How to normalize uint16 depth image for training?

qiminchen · September 16, 2020, 5:57am

The depth image rendered from the ScanNet dataset is in uint16, after dividing the depth by the shift (1000), the depth values are in the range of [0, 1 < some positive float < 10], how to normalize the depth to [0, 1] (per dataset) for training?
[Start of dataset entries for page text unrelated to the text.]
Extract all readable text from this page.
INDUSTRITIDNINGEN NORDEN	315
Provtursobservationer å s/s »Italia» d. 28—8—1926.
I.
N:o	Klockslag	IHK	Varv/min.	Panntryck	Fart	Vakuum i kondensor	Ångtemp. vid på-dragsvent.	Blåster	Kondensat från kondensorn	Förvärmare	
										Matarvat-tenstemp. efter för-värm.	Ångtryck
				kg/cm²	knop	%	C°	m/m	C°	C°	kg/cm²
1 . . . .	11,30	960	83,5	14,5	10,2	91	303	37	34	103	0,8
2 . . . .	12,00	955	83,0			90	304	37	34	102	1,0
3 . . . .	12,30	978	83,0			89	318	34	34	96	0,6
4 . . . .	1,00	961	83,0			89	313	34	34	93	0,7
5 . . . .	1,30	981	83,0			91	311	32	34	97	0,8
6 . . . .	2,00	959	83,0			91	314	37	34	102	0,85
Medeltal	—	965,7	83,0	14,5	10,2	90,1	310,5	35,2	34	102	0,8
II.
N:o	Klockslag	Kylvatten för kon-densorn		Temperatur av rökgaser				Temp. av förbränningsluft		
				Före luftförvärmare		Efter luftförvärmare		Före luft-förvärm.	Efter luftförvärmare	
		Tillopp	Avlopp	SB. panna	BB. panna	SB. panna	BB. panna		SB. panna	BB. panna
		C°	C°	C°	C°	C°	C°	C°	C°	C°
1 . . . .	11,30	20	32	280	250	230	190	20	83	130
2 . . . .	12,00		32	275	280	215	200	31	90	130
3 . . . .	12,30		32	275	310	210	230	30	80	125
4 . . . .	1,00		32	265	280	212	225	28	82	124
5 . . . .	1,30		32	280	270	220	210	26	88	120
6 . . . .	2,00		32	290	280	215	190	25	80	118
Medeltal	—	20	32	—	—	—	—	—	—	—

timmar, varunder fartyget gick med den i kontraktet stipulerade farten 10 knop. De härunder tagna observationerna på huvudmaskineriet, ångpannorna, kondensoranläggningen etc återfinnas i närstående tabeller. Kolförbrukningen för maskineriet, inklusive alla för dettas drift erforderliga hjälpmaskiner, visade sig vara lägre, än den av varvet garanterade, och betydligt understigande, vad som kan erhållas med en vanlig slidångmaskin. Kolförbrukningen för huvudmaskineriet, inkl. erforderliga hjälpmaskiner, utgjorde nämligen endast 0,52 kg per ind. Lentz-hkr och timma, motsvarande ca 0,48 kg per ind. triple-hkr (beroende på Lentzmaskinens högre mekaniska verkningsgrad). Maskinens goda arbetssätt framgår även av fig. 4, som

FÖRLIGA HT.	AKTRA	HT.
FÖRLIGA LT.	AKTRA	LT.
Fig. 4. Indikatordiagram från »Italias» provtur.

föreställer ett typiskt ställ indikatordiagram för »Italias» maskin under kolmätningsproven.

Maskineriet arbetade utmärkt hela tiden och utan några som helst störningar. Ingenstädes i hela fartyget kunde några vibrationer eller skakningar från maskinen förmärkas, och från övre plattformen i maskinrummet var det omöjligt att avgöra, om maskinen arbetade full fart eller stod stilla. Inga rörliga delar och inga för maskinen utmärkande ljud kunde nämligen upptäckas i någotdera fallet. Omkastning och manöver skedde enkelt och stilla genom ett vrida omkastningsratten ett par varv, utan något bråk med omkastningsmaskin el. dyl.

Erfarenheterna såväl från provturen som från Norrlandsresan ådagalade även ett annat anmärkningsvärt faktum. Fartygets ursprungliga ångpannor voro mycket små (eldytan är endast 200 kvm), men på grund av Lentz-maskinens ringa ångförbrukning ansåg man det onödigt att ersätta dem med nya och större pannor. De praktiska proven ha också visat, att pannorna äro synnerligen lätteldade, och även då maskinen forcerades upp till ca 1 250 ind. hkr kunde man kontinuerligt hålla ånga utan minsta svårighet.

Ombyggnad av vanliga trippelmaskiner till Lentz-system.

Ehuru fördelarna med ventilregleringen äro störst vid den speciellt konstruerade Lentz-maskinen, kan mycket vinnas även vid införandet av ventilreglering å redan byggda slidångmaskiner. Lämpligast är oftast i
tom · September 16, 2020, 7:49am

So the question is whether you want per-dataset or per-image normalization - I would imagine that you want global because depth is a physical quantity (but in medical imaging it is not uncommon to use per-image, in particular when working with images taken by different scanners). If you need global, you’d need to iterate over the dataset once during preprocessing and find the maximum.

Best regards

Thomas

qiminchen · September 16, 2020, 8:05am

I need the per-dataset normalization. By saying iterate over the dataset and find the maximum, do you mean over the training set? or including the test set?

tom · September 16, 2020, 8:09am

The rules are that you should use the training set.
The next question then is what to do when the test set a larger depth somewhere. I’d probably just clamp it down to 1. In a good training set, I would expect the training set to max out the depth reported by the camera somewhere.

Best regards

Thomas

qiminchen · September 16, 2020, 8:16am

Thanks, Tom. So then I can normalize the depth by using (depth - min_depth) / (max_depth - min_depth) where max_depth is the maximum depth value over the whole training set, right?

tom · September 16, 2020, 9:42am

That’s what I’d do, though maybe you might just keep min_depth 0 or so.

Lakshman · May 12, 2022, 10:25am

I have a question regarding normalising depth images. How did you find the maximum depth value over the whole training set?